Oireachtas Joint and Select Committees

Thursday, 13 June 2019

Joint Oireachtas Committee on Finance, Public Expenditure and Reform, and Taoiseach

Cost of Insurance Working Group: Minister of State at the Department of Finance

Photo of Pearse DohertyPearse Doherty (Donegal, Sinn Fein) | Oireachtas source

I welcome the Minister of State and his officials. I also welcome his remarks on my Bill which was passed on Second Stage nearly two years ago. It was agreed at this committee that we would deal with amendments to it on Committee State in the second week of July. As I know that the Government has issued a money message for it, I look forward to passage of the Bill into law.

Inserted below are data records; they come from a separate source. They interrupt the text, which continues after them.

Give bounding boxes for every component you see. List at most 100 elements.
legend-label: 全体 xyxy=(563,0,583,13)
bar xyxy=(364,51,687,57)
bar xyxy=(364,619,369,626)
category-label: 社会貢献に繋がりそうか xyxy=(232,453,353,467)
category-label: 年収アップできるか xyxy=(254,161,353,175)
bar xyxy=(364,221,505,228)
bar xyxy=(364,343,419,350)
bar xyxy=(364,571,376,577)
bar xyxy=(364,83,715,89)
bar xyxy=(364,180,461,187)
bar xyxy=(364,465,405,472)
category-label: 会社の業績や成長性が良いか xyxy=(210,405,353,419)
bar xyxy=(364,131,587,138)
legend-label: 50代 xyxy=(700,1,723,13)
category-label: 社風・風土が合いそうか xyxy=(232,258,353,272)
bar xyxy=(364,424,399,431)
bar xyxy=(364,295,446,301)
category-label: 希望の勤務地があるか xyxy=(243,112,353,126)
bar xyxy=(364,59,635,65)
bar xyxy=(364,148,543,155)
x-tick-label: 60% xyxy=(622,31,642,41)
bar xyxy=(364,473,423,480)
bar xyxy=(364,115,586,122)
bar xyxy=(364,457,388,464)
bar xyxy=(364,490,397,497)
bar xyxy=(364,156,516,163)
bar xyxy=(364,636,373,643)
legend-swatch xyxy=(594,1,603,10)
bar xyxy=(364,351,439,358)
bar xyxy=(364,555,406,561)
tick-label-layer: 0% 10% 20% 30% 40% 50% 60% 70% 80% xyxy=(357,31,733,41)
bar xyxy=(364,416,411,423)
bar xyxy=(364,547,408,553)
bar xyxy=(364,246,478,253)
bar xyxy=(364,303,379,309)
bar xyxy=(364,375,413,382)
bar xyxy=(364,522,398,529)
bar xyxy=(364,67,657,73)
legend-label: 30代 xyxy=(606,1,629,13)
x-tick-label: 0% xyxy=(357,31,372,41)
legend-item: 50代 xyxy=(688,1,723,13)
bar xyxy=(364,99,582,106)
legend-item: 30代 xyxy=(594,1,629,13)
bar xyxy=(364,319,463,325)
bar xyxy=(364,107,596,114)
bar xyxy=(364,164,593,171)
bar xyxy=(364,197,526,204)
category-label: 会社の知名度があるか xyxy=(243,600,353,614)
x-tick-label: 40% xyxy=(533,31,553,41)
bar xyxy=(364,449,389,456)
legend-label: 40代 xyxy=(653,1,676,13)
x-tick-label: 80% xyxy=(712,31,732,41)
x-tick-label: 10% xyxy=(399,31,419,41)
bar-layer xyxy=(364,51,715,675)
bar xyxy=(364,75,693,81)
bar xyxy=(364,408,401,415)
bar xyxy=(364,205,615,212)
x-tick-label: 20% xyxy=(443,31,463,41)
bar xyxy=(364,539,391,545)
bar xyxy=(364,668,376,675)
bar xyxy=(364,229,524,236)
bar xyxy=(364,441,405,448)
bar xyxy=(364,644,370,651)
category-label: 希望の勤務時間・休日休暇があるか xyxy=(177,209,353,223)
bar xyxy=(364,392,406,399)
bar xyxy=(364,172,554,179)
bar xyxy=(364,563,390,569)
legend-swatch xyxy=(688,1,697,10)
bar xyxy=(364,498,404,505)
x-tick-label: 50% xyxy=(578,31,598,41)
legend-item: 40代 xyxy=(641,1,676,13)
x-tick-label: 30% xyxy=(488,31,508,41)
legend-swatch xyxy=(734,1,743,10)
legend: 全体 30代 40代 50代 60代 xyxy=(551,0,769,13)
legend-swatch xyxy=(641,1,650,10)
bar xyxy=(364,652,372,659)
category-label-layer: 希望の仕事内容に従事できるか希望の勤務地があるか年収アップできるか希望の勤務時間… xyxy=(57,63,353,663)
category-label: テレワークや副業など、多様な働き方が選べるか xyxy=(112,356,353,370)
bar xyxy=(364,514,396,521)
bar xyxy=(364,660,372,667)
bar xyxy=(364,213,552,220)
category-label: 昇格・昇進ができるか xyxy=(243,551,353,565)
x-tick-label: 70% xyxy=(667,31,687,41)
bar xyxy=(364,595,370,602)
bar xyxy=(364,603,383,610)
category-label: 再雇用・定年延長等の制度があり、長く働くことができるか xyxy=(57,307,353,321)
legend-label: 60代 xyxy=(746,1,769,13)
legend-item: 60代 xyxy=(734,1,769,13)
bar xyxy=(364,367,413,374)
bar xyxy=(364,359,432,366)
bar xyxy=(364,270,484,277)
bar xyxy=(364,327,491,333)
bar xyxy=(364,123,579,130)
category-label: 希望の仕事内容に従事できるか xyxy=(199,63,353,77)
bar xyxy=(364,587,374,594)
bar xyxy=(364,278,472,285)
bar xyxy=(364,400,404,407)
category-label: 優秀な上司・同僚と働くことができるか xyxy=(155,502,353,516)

In his opening statement the Minister of State said he had put it to the industry that it needed to give strong public commitments very soon to reflect savings to be gained in the recalibration of award levels. Has he received a single commitment from it that this will happen? We know that in 2002 the Irish Insurance Federation - Insurance Ireland's predecessor - made a very clear commitment when it outlined a list of reforms it believed were required and argued that if they were implementted, there would be a reduction in premiums by a certain percentage. There was transparency. I do not know if the Minister of State trusts the insurance industry, but I do not. It is involved in price gouging and a lot of spin, bluster and distraction on the real reasons premiums are increasing. I am not saying its issues such as the making of exaggerated claims and fraud are not real and do not need to be dealt with. There is a need for zero tolerance in the attitude towards them, but when we see that insurance companies have increased their profits by 1,300% in one year and made a profit of nearly €250 million on the backs of hard-pressed motorists and businesses that are seeing their public liability insurance premiums increase, that tells me that it is simply price gouging on the part of the industry. Has the Minister of State received a commitment from it similar to the one received from the Irish Insurance Federation in 2002 when it stated clearly that if anti-fraud measures were to be implemented, they would result in a reduction of 2%; that if there were to be changes in the book of quantum, they would result in a 1% reduction; and that if the PIAB was to be involved, it would result in a reduction of 7.6%? That was very clear and verifiable. My concern is that while we need to do this in respect of the book of quantum and see An Garda Síochána taking enforcing action on fraudulent claims, there is no guarantee that any of the reductions will be passed on to customers. Past experience shows that the industry will just pocket the money.